Fig. 6 Example use case with selection of ontology terms (A), selection of research topics related to those terms (B), and detailed inspection of selected research topics (C).
Discussion
After presenting the CCFA Explorer tool to members of the IBD Partners team, we received
useful feedback that will help inform our future work. In general, they thought that
the tool was a useful way to explore the CCFA forum data, and made it possible to
quickly identify major themes and popular research topics; however, they felt that
effective use of some of the tool's features may be too complex for users—both researchers
and others—who are unfamiliar with advanced interactive visual interfaces. Two themes
in particular that were identified to address this issue were (1) the utility of a
simplified patient-facing interface focused on helping forum users find similar patients
and more easily identify research topics relevant to them, and (2) a researcher-facing
interface focused on helping researchers in specific domains quickly identify information
related to their research area and generate summaries of relevant information that
can be easily presented to stakeholders. To this end, we intend to refine our tool
in various way. For example, the ontology visualization, while effective at showing
the overall structure of the ontology and highlighting relationships with the ontology
terms, is not very well suited for navigation to find ontology terms of interest.

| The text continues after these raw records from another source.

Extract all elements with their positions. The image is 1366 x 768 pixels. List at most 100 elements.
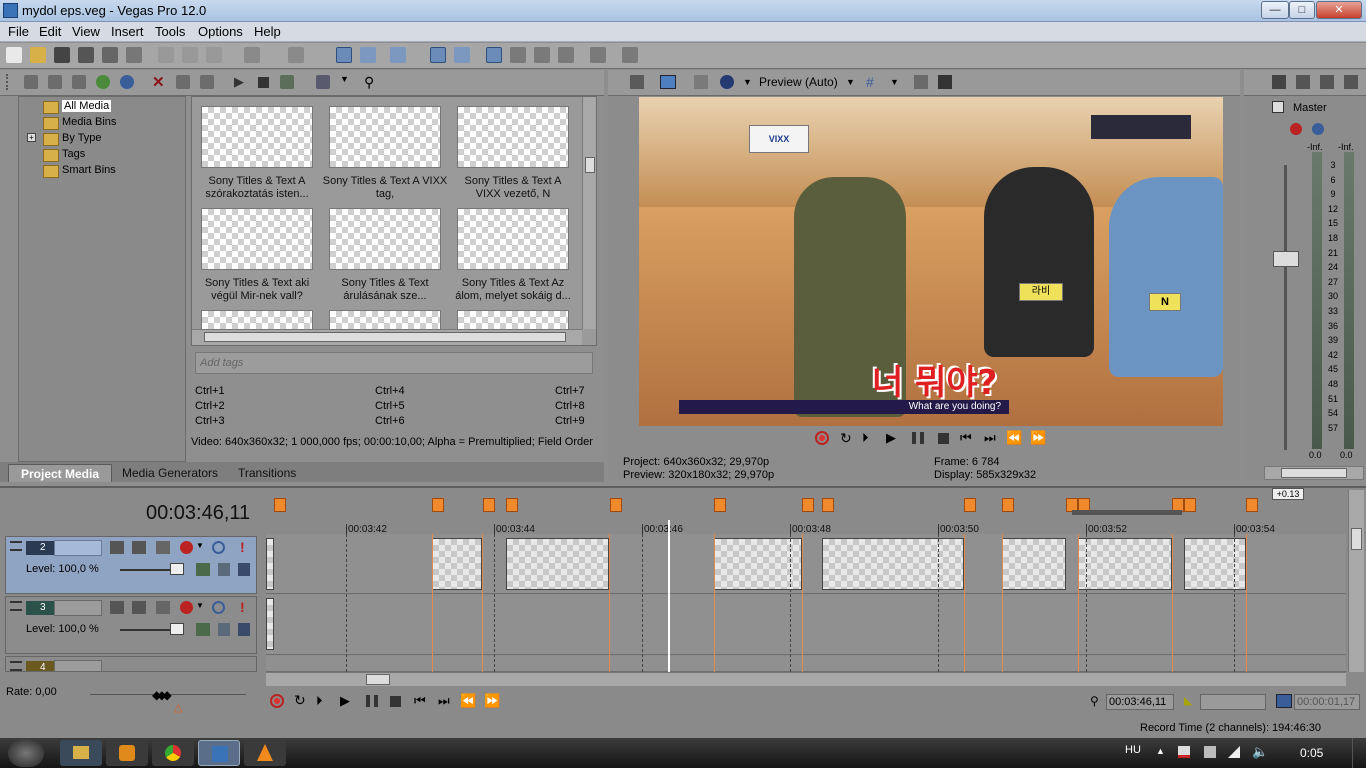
- rate-slider[interactable]: [90, 694, 246, 695]
- open-icon[interactable]: [30, 47, 46, 63]
- record-button[interactable]: [815, 431, 829, 445]
- expand-icon[interactable]: +: [27, 133, 36, 142]
- video-event[interactable]: [506, 538, 609, 590]
- stop-button[interactable]: [938, 433, 949, 444]
- marker[interactable]: [1246, 498, 1258, 512]
- track-header-video-4[interactable]: 4: [5, 656, 257, 672]
- snap-icon[interactable]: [430, 47, 446, 63]
- minimize-button[interactable]: —: [1261, 1, 1289, 19]
- tree-item-all-media[interactable]: All Media: [41, 99, 112, 114]
- language-indicator[interactable]: HU: [1125, 744, 1141, 756]
- lock-envelopes-icon[interactable]: [510, 47, 526, 63]
- capture-video-icon[interactable]: [48, 75, 62, 89]
- media-fx-icon[interactable]: [200, 75, 214, 89]
- scrollbar-thumb[interactable]: [204, 332, 566, 342]
- loop-button[interactable]: ↻: [294, 692, 306, 709]
- previous-frame-button[interactable]: ⏪: [1006, 430, 1022, 446]
- overlays-icon[interactable]: #: [866, 74, 874, 90]
- track-expand-icon[interactable]: [10, 601, 22, 611]
- loop-button[interactable]: ↻: [840, 430, 852, 447]
- taskbar-chrome[interactable]: [152, 740, 194, 766]
- close-button[interactable]: ✕: [1316, 1, 1362, 19]
- zoom-tool-icon[interactable]: [558, 47, 574, 63]
- copy-snapshot-icon[interactable]: [914, 75, 928, 89]
- tree-item-tags[interactable]: Tags: [41, 147, 85, 162]
- video-event[interactable]: [1078, 538, 1172, 590]
- timeline-horizontal-scrollbar[interactable]: [266, 672, 1346, 686]
- play-preview-icon[interactable]: ▶: [234, 74, 244, 90]
- track-header-video-2[interactable]: 2 ▼ ! Level: 100,0 %: [5, 536, 257, 594]
- external-monitor-icon[interactable]: [660, 75, 676, 89]
- maximize-button[interactable]: □: [1289, 1, 1315, 19]
- render-icon[interactable]: [102, 47, 118, 63]
- stop-button[interactable]: [390, 696, 401, 707]
- compositing-mode-icon[interactable]: [132, 601, 146, 614]
- track-header-video-3[interactable]: 3 ▼ ! Level: 100,0 %: [5, 596, 257, 654]
- dim-output-icon[interactable]: [1320, 75, 1334, 89]
- tab-project-media[interactable]: Project Media: [8, 464, 113, 482]
- go-to-end-button[interactable]: ⏭: [984, 430, 996, 446]
- show-desktop-button[interactable]: [1352, 738, 1366, 768]
- track-expand-down-icon[interactable]: [238, 563, 250, 576]
- marker[interactable]: [802, 498, 814, 512]
- tree-item-media-bins[interactable]: Media Bins: [41, 115, 116, 130]
- ripple-edit-icon[interactable]: [486, 47, 502, 63]
- previous-frame-button[interactable]: ⏪: [460, 693, 476, 709]
- timeline-ruler[interactable]: 00:03:42 00:03:44 00:03:46 00:03:48 00:0…: [266, 488, 1346, 535]
- tab-media-generators[interactable]: Media Generators: [110, 464, 230, 482]
- compositing-mode-icon[interactable]: [132, 541, 146, 554]
- media-thumbnail[interactable]: [329, 208, 441, 270]
- mute-icon[interactable]: [1344, 75, 1358, 89]
- level-slider-thumb[interactable]: [170, 563, 184, 575]
- dropdown-arrow-icon[interactable]: ▼: [846, 77, 855, 87]
- track-envelope-icon[interactable]: [196, 623, 210, 636]
- go-to-start-button[interactable]: ⏮: [960, 430, 972, 446]
- video-event[interactable]: [714, 538, 802, 590]
- views-icon[interactable]: [316, 75, 330, 89]
- remove-media-icon[interactable]: ✕: [152, 73, 165, 91]
- track-area[interactable]: [266, 520, 1346, 672]
- media-thumbnail[interactable]: [329, 106, 441, 168]
- parent-composite-icon[interactable]: [156, 601, 170, 614]
- downmix-icon[interactable]: [1296, 75, 1310, 89]
- mute-track-icon[interactable]: [212, 541, 225, 554]
- record-button[interactable]: [270, 694, 284, 708]
- dropdown-arrow-icon[interactable]: ▼: [196, 541, 204, 550]
- go-to-start-button[interactable]: ⏮: [414, 693, 426, 709]
- vertical-scrollbar[interactable]: [582, 97, 596, 329]
- search-icon[interactable]: ⚲: [364, 74, 374, 91]
- selection-length-display[interactable]: 00:00:01,17: [1294, 694, 1360, 710]
- preview-quality-select[interactable]: Preview (Auto): [759, 75, 838, 89]
- clock[interactable]: 0:05: [1300, 746, 1323, 760]
- marker[interactable]: [822, 498, 834, 512]
- marker[interactable]: [964, 498, 976, 512]
- add-tags-input[interactable]: Add tags: [195, 352, 593, 374]
- master-fx-button[interactable]: [1290, 123, 1302, 135]
- play-button[interactable]: ▶: [340, 693, 350, 709]
- play-button[interactable]: ▶: [886, 430, 896, 446]
- track-envelope-icon[interactable]: [196, 563, 210, 576]
- media-thumbnail[interactable]: [201, 106, 313, 168]
- rate-slider-thumb[interactable]: ◆◆◆: [152, 688, 172, 702]
- menu-tools[interactable]: Tools: [155, 24, 185, 39]
- refresh-icon[interactable]: [96, 75, 110, 89]
- taskbar-vlc[interactable]: [244, 740, 286, 766]
- marker[interactable]: [610, 498, 622, 512]
- paste-icon[interactable]: [206, 47, 222, 63]
- new-icon[interactable]: [6, 47, 22, 63]
- selection-start-display[interactable]: [1200, 694, 1266, 710]
- master-scrollbar[interactable]: [1264, 466, 1364, 480]
- track-fx-icon[interactable]: [180, 601, 193, 614]
- start-button[interactable]: [8, 739, 44, 767]
- video-event[interactable]: [1184, 538, 1246, 590]
- marker[interactable]: [506, 498, 518, 512]
- marker[interactable]: [714, 498, 726, 512]
- track-lock-icon[interactable]: [218, 623, 230, 636]
- menu-edit[interactable]: Edit: [39, 24, 61, 39]
- search-media-icon[interactable]: [120, 75, 134, 89]
- preview-quality-icon[interactable]: [720, 75, 734, 89]
- master-fx-icon[interactable]: [1272, 75, 1286, 89]
- dropdown-arrow-icon[interactable]: ▼: [743, 77, 752, 87]
- save-as-icon[interactable]: [78, 47, 94, 63]
- level-slider-thumb[interactable]: [170, 623, 184, 635]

We therefore plan to redesign our ontology visualization to make navigation easier,
while incorporating some of our current work in interactive highlighting. We also
plan to explore the use of text summarization techniques to include in a summary panel
that will present an infographic-like view of any currently selected ontology terms
or research topics.
Nelson et al present a useful rapid-prototyping model for refining user requirement
for dashboards in a health care setting that will help inform our work as we adapt
the interface for these specific user populations.[27] To aid in usability evaluation, we will also incorporate Dowding and Merrill's dashboard
visualization heuristics, designed for evaluation of information visualizations in
a medical setting.[28]
Another important line of future research will involve expanding the ontology to include
a wider variety of relationships than the strict hierarchical relationships currently
present. In addition, we will explore automatic and semiautomatic methods to analyze
the forum text and classify research topics based on existing ontology terms, or by
expanding the current ontology. This will enable more rapid ingestion of additional
research topics, as well as labeling the full forum conversation via comments. In
addition, it may be fruitful to combine the visualization of unstructured data, as
presented here, with structured data from an EHR, such as the work of Rao et al.[8]
Although the current version of the tool was developed with data specific to the structure
of the CCFA forum content (e.g., questions, descriptions, and categories), much of
the structure should be generalizable across a wide range of online discussion forums
(e.g., questions, descriptions, and comments can map to discussion threads, and user
IDs are typically associated with discussion thread content). It may therefore be
useful to employ an abstracted forum-content structure, enabling the investigation
of these techniques across a wider range of discussion forums involving patient-generated
content. For example, previous work has applied ontologies to the analysis of self-help
forums for chronic kidney disease.[29] Combining such ontology-based text mining approaches with the interactive visualization
techniques described in this article could enable more effective exploration, analysis,
and dissemination of online forum data across a wide variety of patient populations.